"Run, sugarplum."
The words cut through the icy night, making my lips part as my jaw drops.
He continues. "Let's see how far you can get before I catch you."
Fear explodes into adrenaline. I don't give myself time to think, and I definitely don't question him. Irun.
My soaked slippers slip on snow and ice, but I push forward into the maze of Christmas trees. The lights blur past me in streaks of color. Branches catch at my tulle skirt, snagging the delicate fabric while cold air burns my lungs with every gasping breath.
Behind me, I hear him laugh.
The sound shouldn't be sexy. It should be horrifying—and itis—but there's something about the timber of his voice, the confidence in that dark chuckle, that sends an unwanted shiver down my spine.
And I hate that the shiver has nothing to do with how cold it is outside. What the hell is wrong with me?
I veer left, following a path marked by candy cane stakes. The eerie music follows me, or maybe it's playing from multiple speakers throughout the farm. The slowed-down waltz creates a nightmare soundtrack, each note echoing in my skull.

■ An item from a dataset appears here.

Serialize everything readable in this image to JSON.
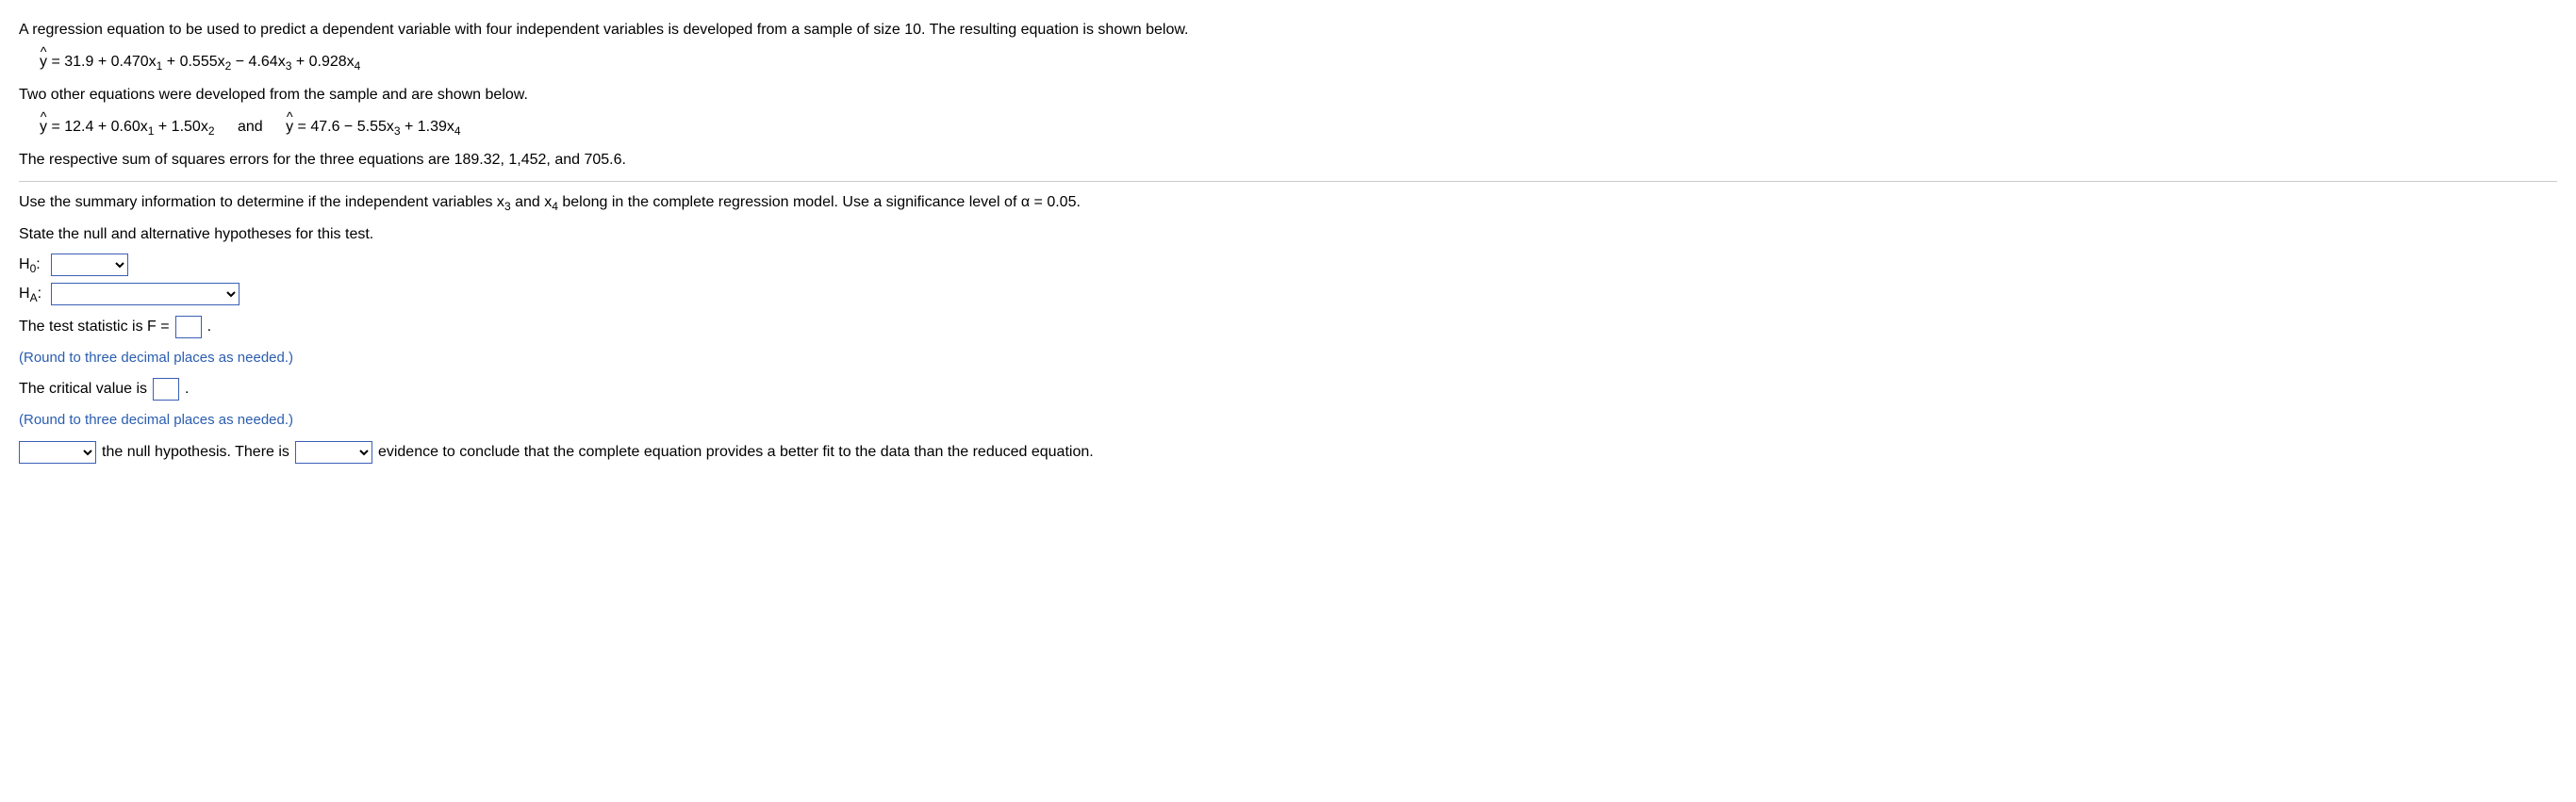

I risk a glance over my shoulder.
Nothing but shadows and twinkling lights. But I can still hear him. His boots on the snow. Steady. Patient. Like he has all the time in the world.

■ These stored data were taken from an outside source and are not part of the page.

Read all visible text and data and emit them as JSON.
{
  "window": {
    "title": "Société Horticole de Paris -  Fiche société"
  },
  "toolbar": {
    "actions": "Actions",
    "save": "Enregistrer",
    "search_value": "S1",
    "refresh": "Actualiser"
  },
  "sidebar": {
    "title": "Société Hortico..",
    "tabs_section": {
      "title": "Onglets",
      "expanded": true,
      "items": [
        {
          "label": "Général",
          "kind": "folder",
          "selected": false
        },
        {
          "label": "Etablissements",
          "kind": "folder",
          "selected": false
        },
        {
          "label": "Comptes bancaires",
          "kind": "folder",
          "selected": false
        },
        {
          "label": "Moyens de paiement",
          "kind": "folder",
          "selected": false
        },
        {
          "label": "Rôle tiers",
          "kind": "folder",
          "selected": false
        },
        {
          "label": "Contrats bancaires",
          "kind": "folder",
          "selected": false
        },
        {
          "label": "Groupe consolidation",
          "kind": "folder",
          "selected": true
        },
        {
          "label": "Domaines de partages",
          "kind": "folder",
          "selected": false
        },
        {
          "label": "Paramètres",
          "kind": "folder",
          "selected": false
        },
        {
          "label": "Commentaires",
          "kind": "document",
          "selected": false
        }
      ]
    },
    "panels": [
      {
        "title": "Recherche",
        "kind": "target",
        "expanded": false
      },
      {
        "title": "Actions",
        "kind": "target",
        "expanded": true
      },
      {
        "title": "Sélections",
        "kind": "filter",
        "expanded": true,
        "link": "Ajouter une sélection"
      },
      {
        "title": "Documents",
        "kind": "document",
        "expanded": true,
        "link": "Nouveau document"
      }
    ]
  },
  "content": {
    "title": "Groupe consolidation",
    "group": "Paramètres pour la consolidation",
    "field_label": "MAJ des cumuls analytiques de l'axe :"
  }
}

Because he does, doesn't he? We're in the middle of nowhere. There's no one here to help me. No cars, no houses visible beyond the trees, nothing but this magically terrifying winter landscape.
My bound hands make running difficult. I pump my arms, but the velvet rope restricts my movement, throwing off my balance. I nearly trip over an exposed root hidden beneath the snow and barely catch myself.
The path curves right, taking me deeper into the farm. The trees grow denser here, their branches heavy with snow. Lights wind through every trunk, every branch, creating a disorienting effect. Shadows dance and shift with the sway of the trees.
I duck beneath an archway made of candy canes—massive things, taller than me, twisted together to form a tunnel. Red and white stripes glow from within, backlit like they're made of colored glass. It's stunning. Artistic. Someone put a hell of a lot of thought into this design.
And that’s when realization dawns on me. He knows every path, every hiding spot, every dead end.
And I know nothing.
Panic threatens to overwhelm me, but I shove it down. I can't afford to freeze. I have to keep moving, have to find a way out, I have to?—
"I can hear you breathing, sugarplum."
His voice is closer now. So much closer.
I bite back a yelp and sprint forward, abandoning the path for the spaces between trees. Snow falls faster here, thick flakes that cling to my eyelashes and costume. My legs burn from the cold, the fishnets doing absolutely nothing to protect my skin. The rhinestones on my dress catch every stray beam of light, probably making me easily visible from fifty yards away.
I'm a walking beacon. A perfectly wrapped present just begging to be caught.
Heat pools low in my belly as I wait for his low voice again, and I hate myself for it.
I need to hide.
Ahead, through the curtain of snow and lights, I spot a gingerbread house. Not a decoration—a full-sized building made to look like one. Brown walls with white icing details, gumdrop accents the size of basketballs, a roof that looks frosted. Lights outline every edge.
It's absurd and right now, it's my only option.
I stumble around the side and press myself against the wall. The surface is cold painted wood textured to look like gingerbread. My heart pounds so hard I swear he must be able to hear it.
I strain to listen past the blood rushing in my ears, past the distorted music. For a moment, there's nothing. Just the soft whisper of falling snow and my own labored breathing.
Then—footsteps.
Slow and deliberate, coming from somewhere to my left.